What is synthetic data and how is it generated?

The following article was published by OneTrust DataGuidance and can be accessed on their platform via subscription. Reprinted with permission.

Synthetic data is data that has been generated artificially, rather than being real-world data. In part one of this series on synthetic data, Dr. Khaled El Emam, SVP and General Manager of Replica Analytics Ltd, discusses what exactly this type of data is and how it is created. Future articles will discuss the specific use cases for synthetic data in more detail and provide examples from various industries.

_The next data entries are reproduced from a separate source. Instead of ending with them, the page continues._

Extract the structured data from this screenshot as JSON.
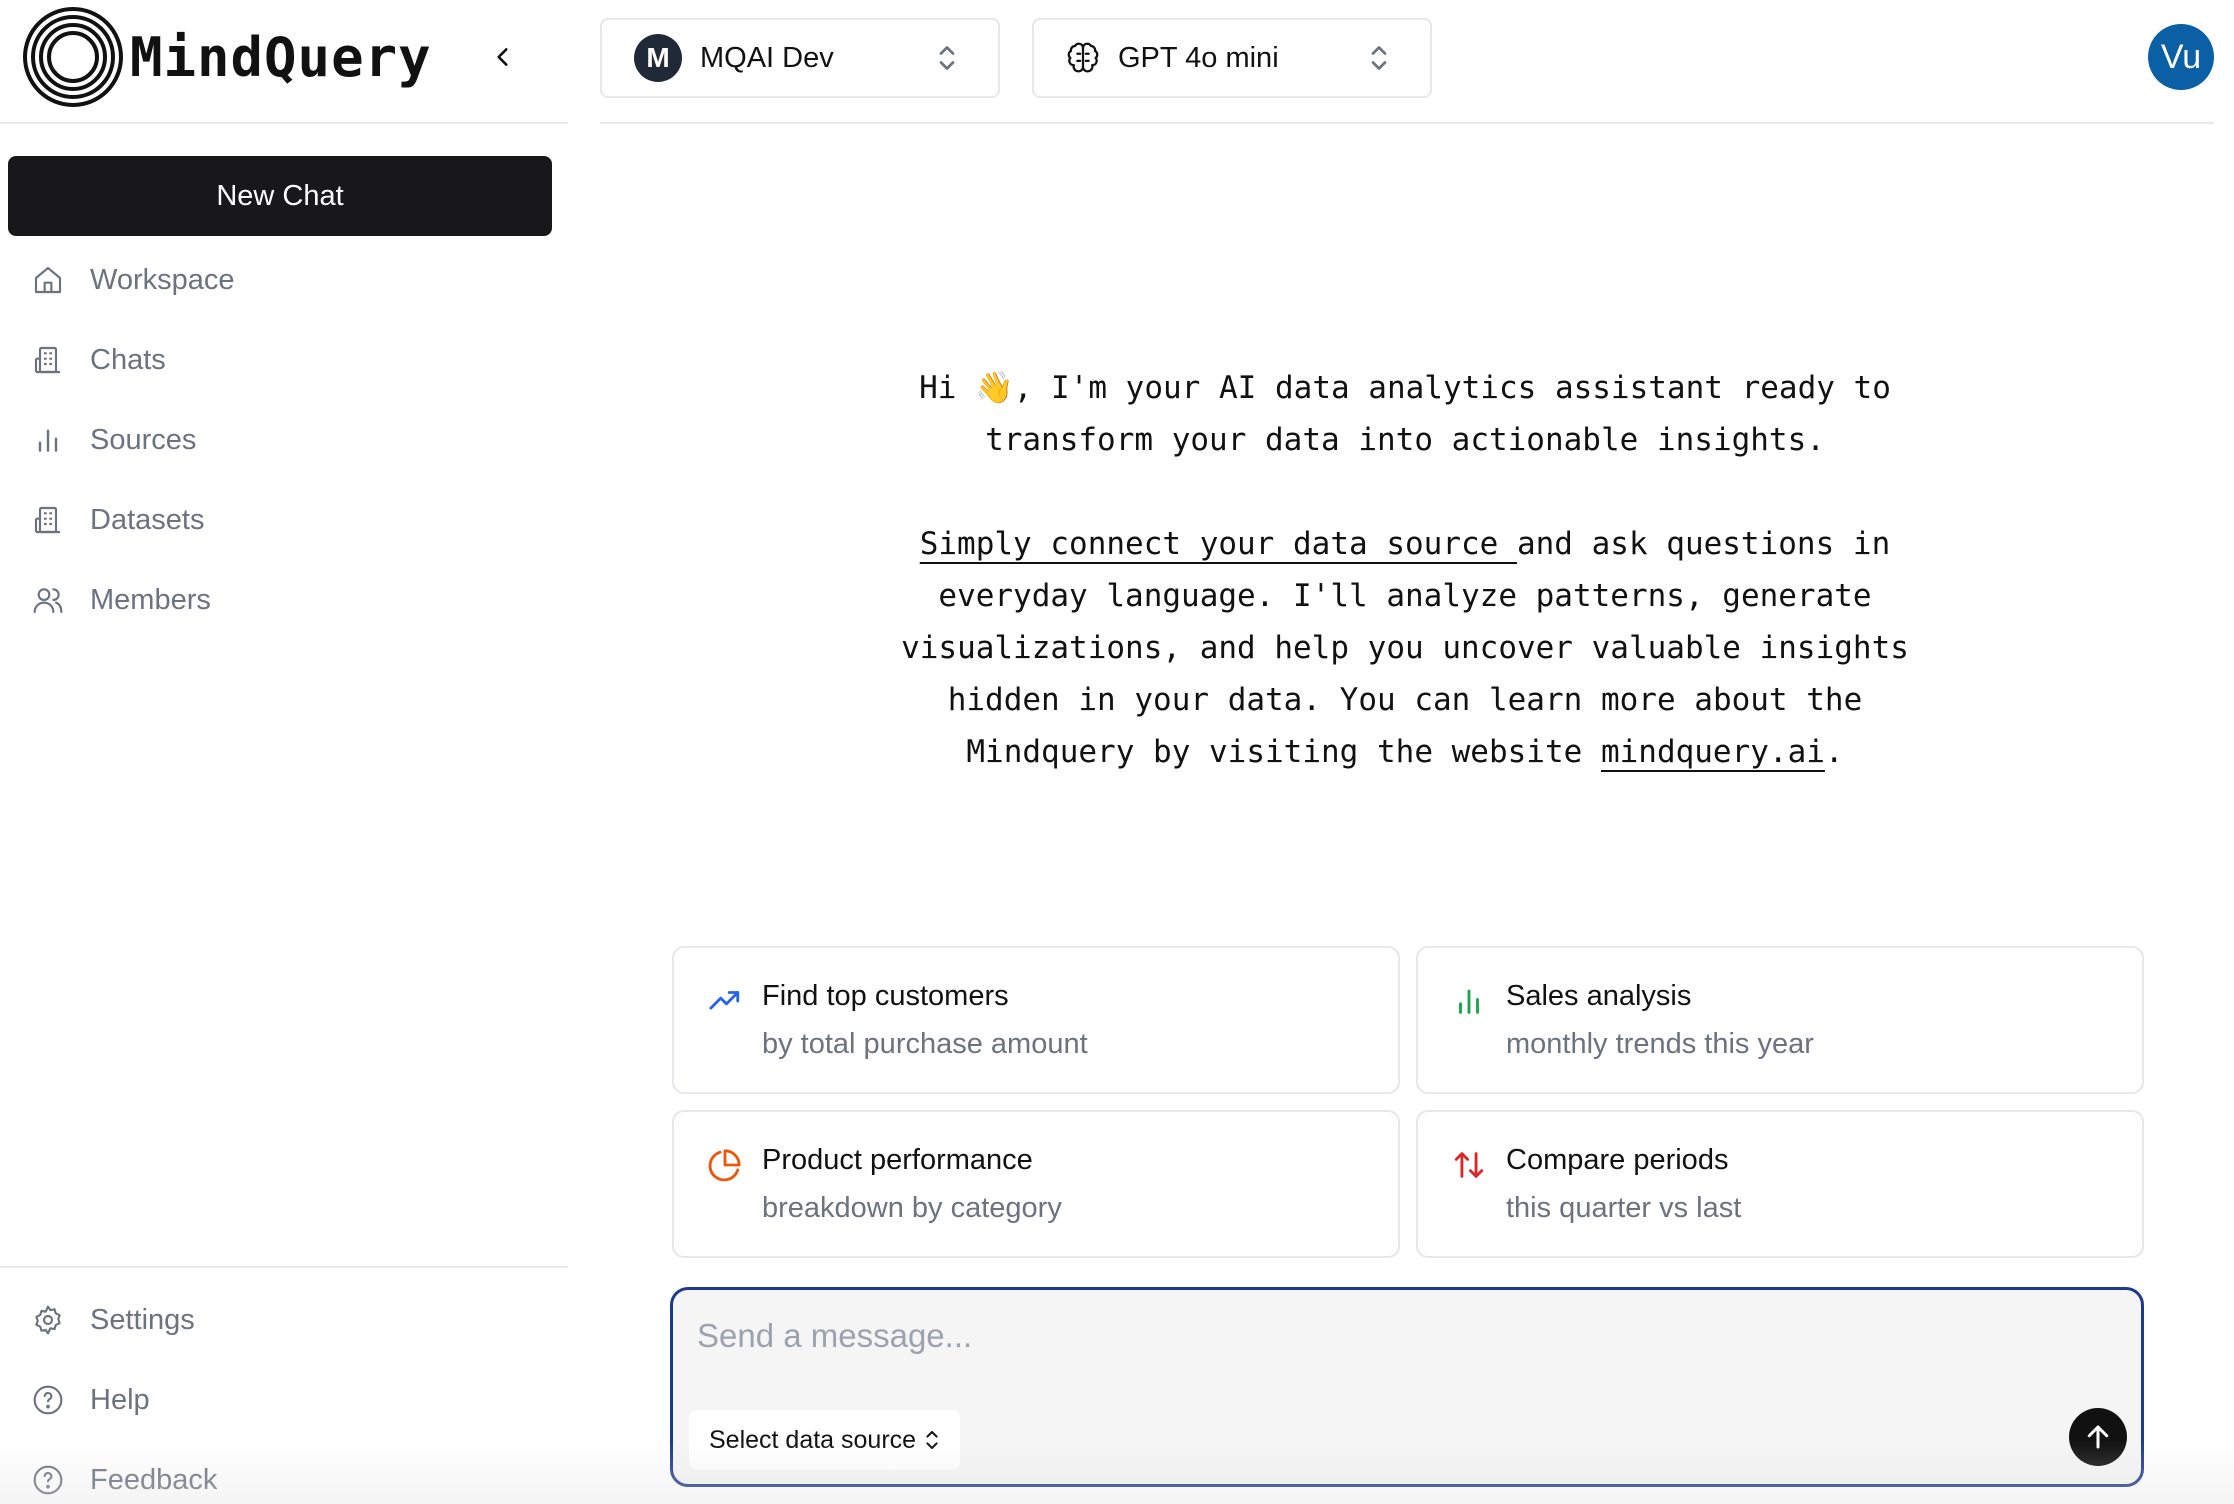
{
  "sidebar": {
    "brand": "MindQuery",
    "new_chat_label": "New Chat",
    "items": [
      {
        "label": "Workspace",
        "icon": "home-icon"
      },
      {
        "label": "Chats",
        "icon": "building-icon"
      },
      {
        "label": "Sources",
        "icon": "bar-chart-icon"
      },
      {
        "label": "Datasets",
        "icon": "building-icon"
      },
      {
        "label": "Members",
        "icon": "users-icon"
      }
    ],
    "footer_items": [
      {
        "label": "Settings",
        "icon": "gear-icon"
      },
      {
        "label": "Help",
        "icon": "help-circle-icon"
      },
      {
        "label": "Feedback",
        "icon": "help-circle-icon"
      }
    ]
  },
  "header": {
    "workspace_badge": "M",
    "workspace_name": "MQAI Dev",
    "model_name": "GPT 4o mini",
    "user_initials": "Vu"
  },
  "intro": {
    "greeting": "Hi 👋, I'm your AI data analytics assistant ready to transform your data into actionable insights.",
    "link_text": "Simply connect your data source ",
    "body": "and ask questions in everyday language. I'll analyze patterns, generate visualizations, and help you uncover valuable insights hidden in your data. You can learn more about the Mindquery by visiting the website ",
    "website": "mindquery.ai",
    "period": "."
  },
  "suggestions": [
    {
      "title": "Find top customers",
      "subtitle": "by total purchase amount",
      "icon": "trending-up-icon",
      "color": "#2563eb"
    },
    {
      "title": "Sales analysis",
      "subtitle": "monthly trends this year",
      "icon": "bar-chart-icon",
      "color": "#16a34a"
    },
    {
      "title": "Product performance",
      "subtitle": "breakdown by category",
      "icon": "pie-chart-icon",
      "color": "#ea580c"
    },
    {
      "title": "Compare periods",
      "subtitle": "this quarter vs last",
      "icon": "arrows-up-down-icon",
      "color": "#dc2626"
    }
  ],
  "composer": {
    "placeholder": "Send a message...",
    "data_source_label": "Select data source"
  },
  "colors": {
    "primary_button": "#18181b",
    "avatar": "#0b5fa5",
    "composer_border": "#1e3a8a"
  }
}
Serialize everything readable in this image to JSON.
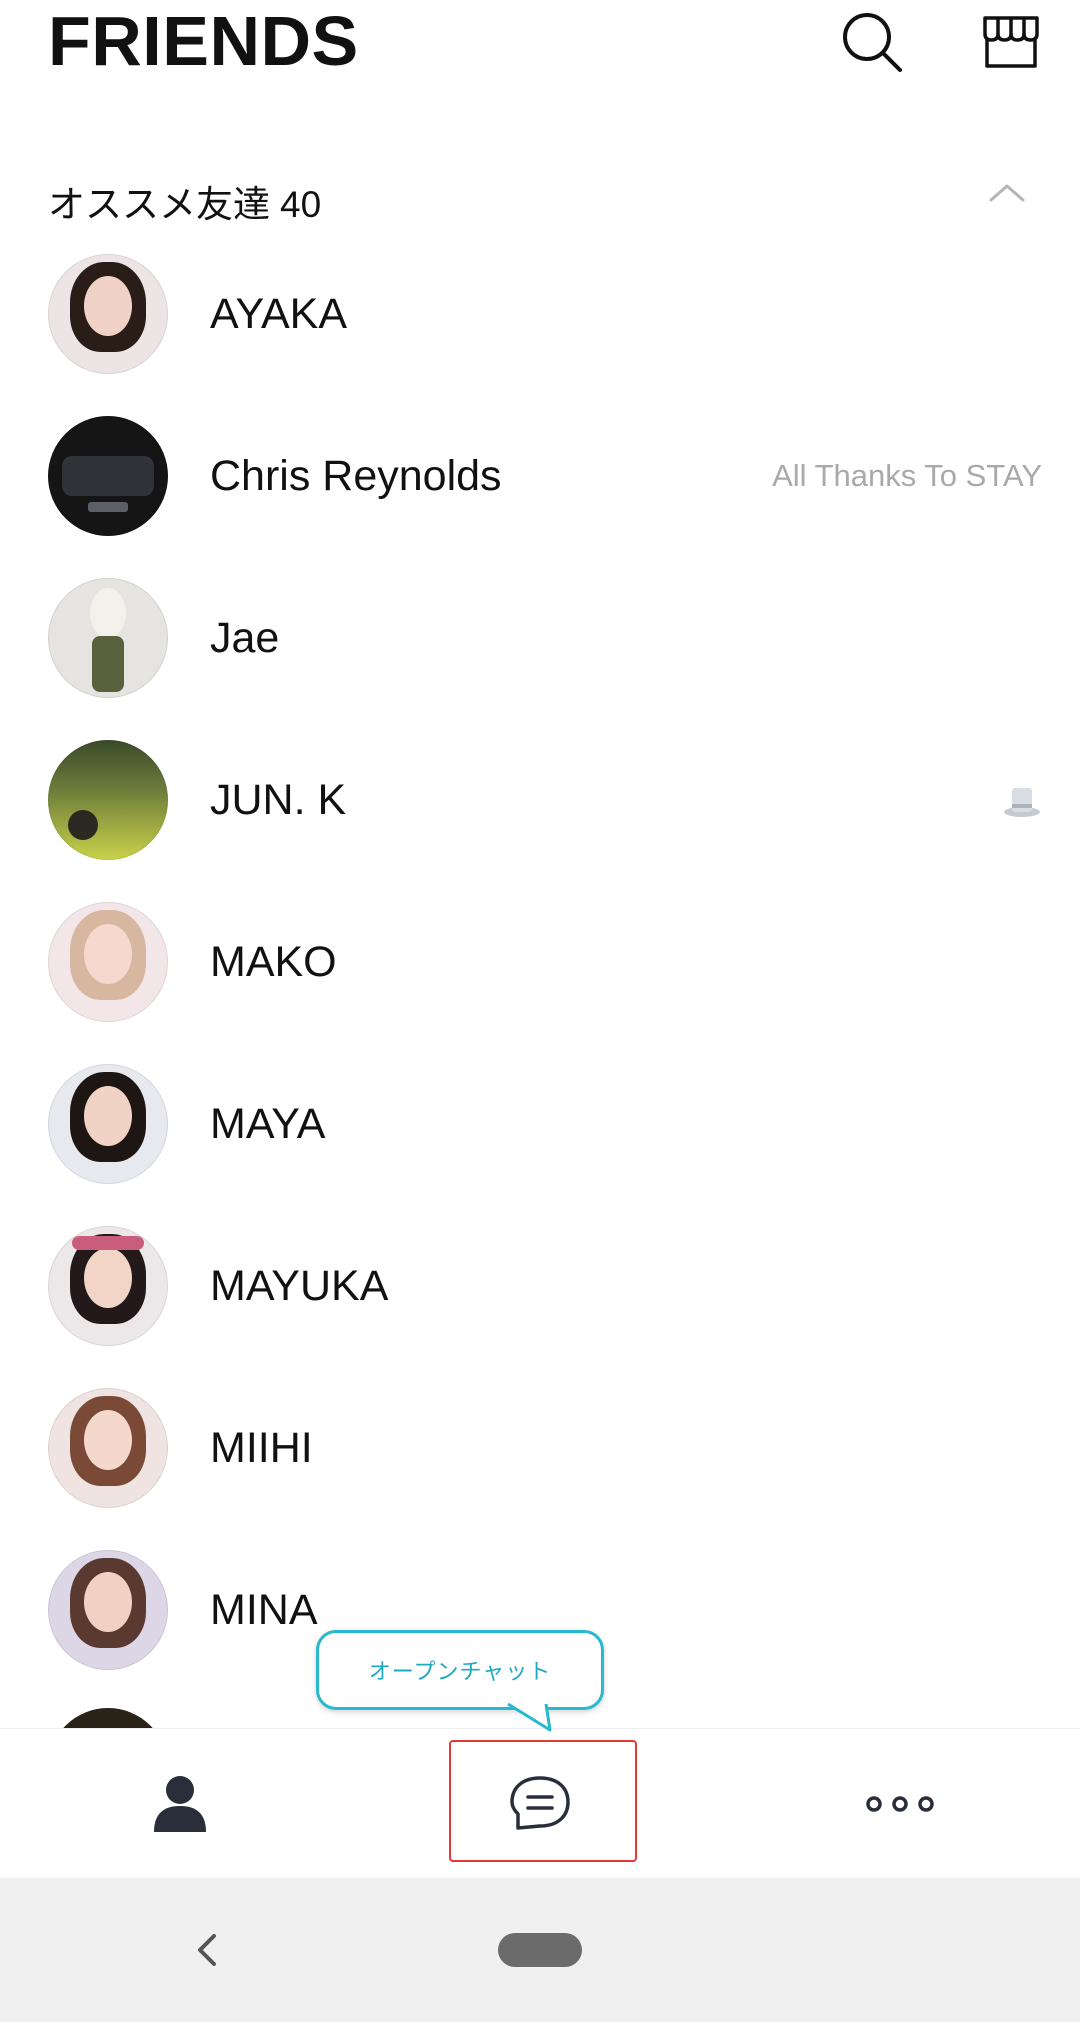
{
  "header": {
    "title": "FRIENDS",
    "search_icon": "search-icon",
    "shop_icon": "shop-icon"
  },
  "section": {
    "title": "オススメ友達",
    "count": "40",
    "collapse_icon": "chevron-up-icon"
  },
  "friends": [
    {
      "name": "AYAKA",
      "status": ""
    },
    {
      "name": "Chris Reynolds",
      "status": "All Thanks To STAY"
    },
    {
      "name": "Jae",
      "status": ""
    },
    {
      "name": "JUN. K",
      "status": "",
      "status_icon": "top-hat-icon"
    },
    {
      "name": "MAKO",
      "status": ""
    },
    {
      "name": "MAYA",
      "status": ""
    },
    {
      "name": "MAYUKA",
      "status": ""
    },
    {
      "name": "MIIHI",
      "status": ""
    },
    {
      "name": "MINA",
      "status": ""
    }
  ],
  "tooltip": {
    "text": "オープンチャット"
  },
  "bottom_nav": {
    "items": [
      {
        "icon": "person-icon"
      },
      {
        "icon": "chat-bubble-icon"
      },
      {
        "icon": "more-dots-icon"
      }
    ]
  },
  "system_nav": {
    "back_icon": "back-chevron-icon",
    "home_icon": "home-pill-icon"
  },
  "colors": {
    "accent_tooltip": "#28b8cf",
    "highlight": "#e53935",
    "status_text": "#a9a9a9"
  }
}
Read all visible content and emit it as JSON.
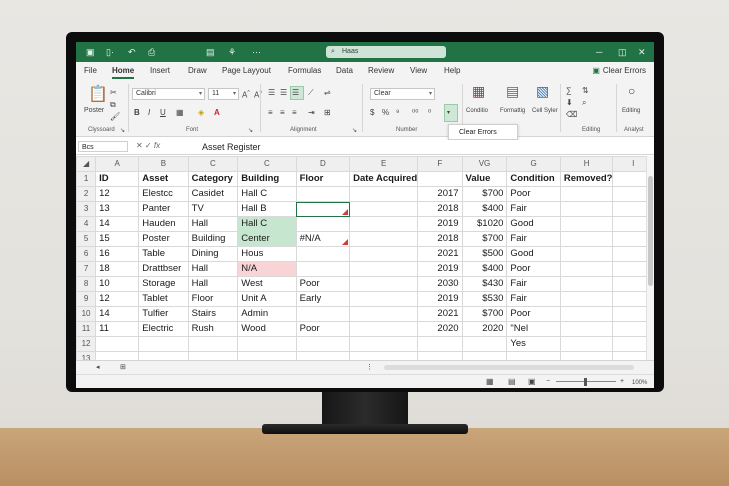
{
  "titlebar": {
    "search_text": "Haas"
  },
  "menu": {
    "tabs": [
      "File",
      "Home",
      "Insert",
      "Draw",
      "Page Layyout",
      "Formulas",
      "Data",
      "Review",
      "View",
      "Help"
    ],
    "active": "Home",
    "clear_errors": "Clear Errors"
  },
  "ribbon": {
    "font_name": "Calibri",
    "font_size": "11",
    "number_format": "Clear",
    "poster_label": "Poster",
    "groups": [
      "Clyssoard",
      "Font",
      "Alignment",
      "Number",
      "Editing",
      "Analyst"
    ],
    "conditional_label": "Conditio",
    "formatting_label": "Formattig",
    "cell_label": "Cell Syler",
    "editing_label": "Editing",
    "popup_item": "Clear Errors"
  },
  "formula_bar": {
    "name_box": "Bcs",
    "fx": "fx",
    "content": "Asset Register"
  },
  "grid": {
    "columns": [
      "A",
      "B",
      "C",
      "C",
      "D",
      "E",
      "F",
      "VG",
      "G",
      "H",
      "I"
    ],
    "rows": [
      {
        "n": "1",
        "cells": [
          "ID",
          "Asset",
          "Category",
          "Building",
          "Floor",
          "Date Acquired",
          "",
          "Value",
          "Condition",
          "Removed?",
          ""
        ]
      },
      {
        "n": "2",
        "cells": [
          "12",
          "Elestcc",
          "Casidet",
          "Hall C",
          "",
          "",
          "2017",
          "$700",
          "Poor",
          "",
          ""
        ]
      },
      {
        "n": "3",
        "cells": [
          "13",
          "Panter",
          "TV",
          "Hall B",
          "",
          "",
          "2018",
          "$400",
          "Fair",
          "",
          ""
        ]
      },
      {
        "n": "4",
        "cells": [
          "14",
          "Hauden",
          "Hall",
          "Hall C",
          "",
          "",
          "2019",
          "$1020",
          "Good",
          "",
          ""
        ]
      },
      {
        "n": "5",
        "cells": [
          "15",
          "Poster",
          "Building",
          "Center",
          "#N/A",
          "",
          "2018",
          "$700",
          "Fair",
          "",
          ""
        ]
      },
      {
        "n": "6",
        "cells": [
          "16",
          "Table",
          "Dining",
          "Hous",
          "",
          "",
          "2021",
          "$500",
          "Good",
          "",
          ""
        ]
      },
      {
        "n": "7",
        "cells": [
          "18",
          "Drattbser",
          "Hall",
          "N/A",
          "",
          "",
          "2019",
          "$400",
          "Poor",
          "",
          ""
        ]
      },
      {
        "n": "8",
        "cells": [
          "10",
          "Storage",
          "Hall",
          "West",
          "Poor",
          "",
          "2030",
          "$430",
          "Fair",
          "",
          ""
        ]
      },
      {
        "n": "9",
        "cells": [
          "12",
          "Tablet",
          "Floor",
          "Unit A",
          "Early",
          "",
          "2019",
          "$530",
          "Fair",
          "",
          ""
        ]
      },
      {
        "n": "10",
        "cells": [
          "14",
          "Tulfier",
          "Stairs",
          "Admin",
          "",
          "",
          "2021",
          "$700",
          "Poor",
          "",
          ""
        ]
      },
      {
        "n": "11",
        "cells": [
          "11",
          "Electric",
          "Rush",
          "Wood",
          "Poor",
          "",
          "2020",
          "2020",
          "\"Nel",
          "",
          ""
        ]
      },
      {
        "n": "12",
        "cells": [
          "",
          "",
          "",
          "",
          "",
          "",
          "",
          "",
          "Yes",
          "",
          ""
        ]
      },
      {
        "n": "13",
        "cells": [
          "",
          "",
          "",
          "",
          "",
          "",
          "",
          "",
          "",
          "",
          ""
        ]
      }
    ]
  },
  "status": {
    "zoom": "100%"
  },
  "colors": {
    "accent": "#217346",
    "error_fill": "#f8d4d7",
    "ok_fill": "#c6e6cf"
  }
}
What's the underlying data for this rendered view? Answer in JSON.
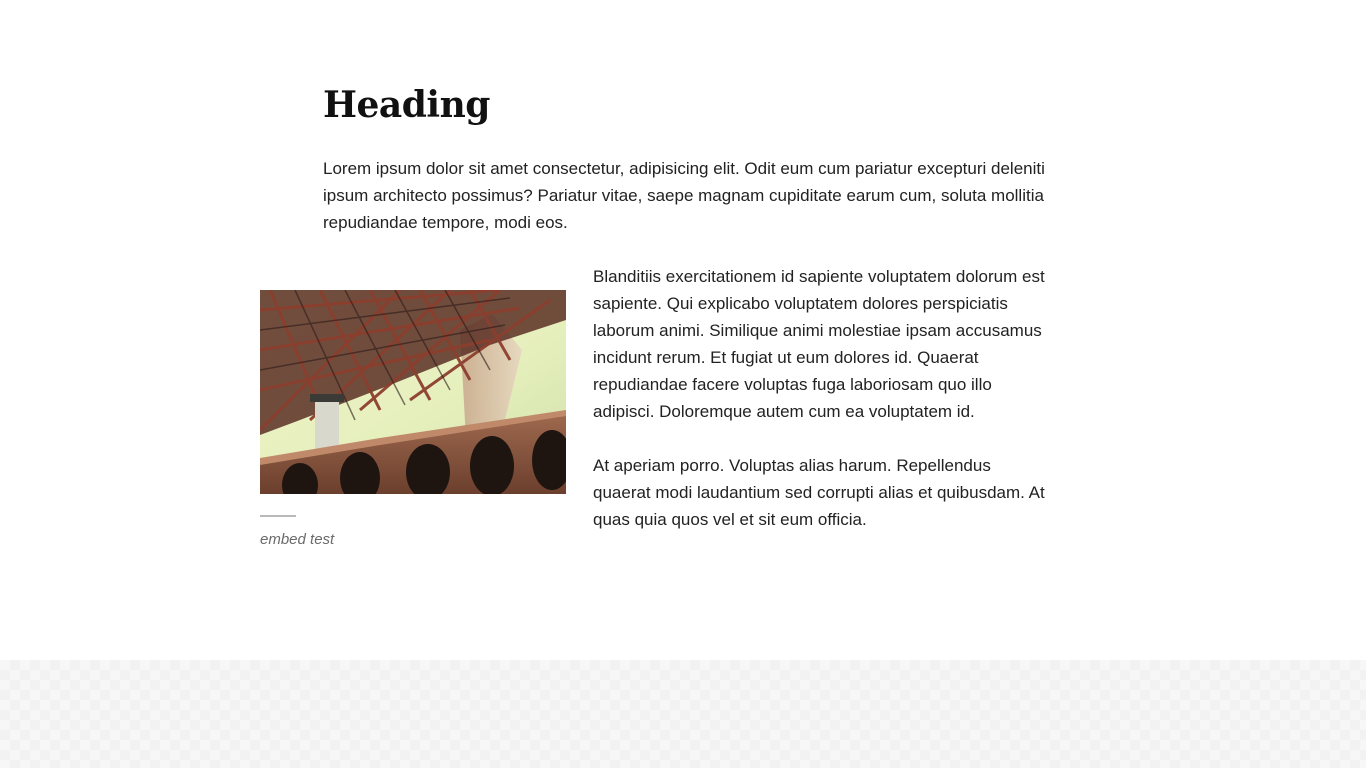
{
  "article": {
    "heading": "Heading",
    "intro": "Lorem ipsum dolor sit amet consectetur, adipisicing elit. Odit eum cum pariatur excepturi deleniti ipsum architecto possimus? Pariatur vitae, saepe magnam cupiditate earum cum, soluta mollitia repudiandae tempore, modi eos.",
    "figure": {
      "image_subject": "bridge-photo",
      "caption": "embed test"
    },
    "paragraphs": [
      "Blanditiis exercitationem id sapiente voluptatem dolorum est sapiente. Qui explicabo voluptatem dolores perspiciatis laborum animi. Similique animi molestiae ipsam accusamus incidunt rerum. Et fugiat ut eum dolores id. Quaerat repudiandae facere voluptas fuga laboriosam quo illo adipisci. Doloremque autem cum ea voluptatem id.",
      "At aperiam porro. Voluptas alias harum. Repellendus quaerat modi laudantium sed corrupti alias et quibusdam. At quas quia quos vel et sit eum officia."
    ]
  },
  "colors": {
    "text": "#222222",
    "heading": "#111111",
    "caption": "#6b6b6b",
    "footer_band": "#f7f7f7"
  }
}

Generative artificial intelligence ('AI') has been discussed in the media extensively, and therefore, people may have some awareness of it. It is a kind of machine learning technology that has given the world 'Space Opera Theatre', a digital painting that won the Colorado State Fair fine arts competitions (to great controversy). It is also the same technology that has provided for deep fakes, which are very realistic images of machine-generated, human faces. According to a report by the Proceedings of the National Academy of Sciences on the United States of America 1, members of the public have difficulty distinguishing between real and fake facial images, and find the fake ones more trustworthy.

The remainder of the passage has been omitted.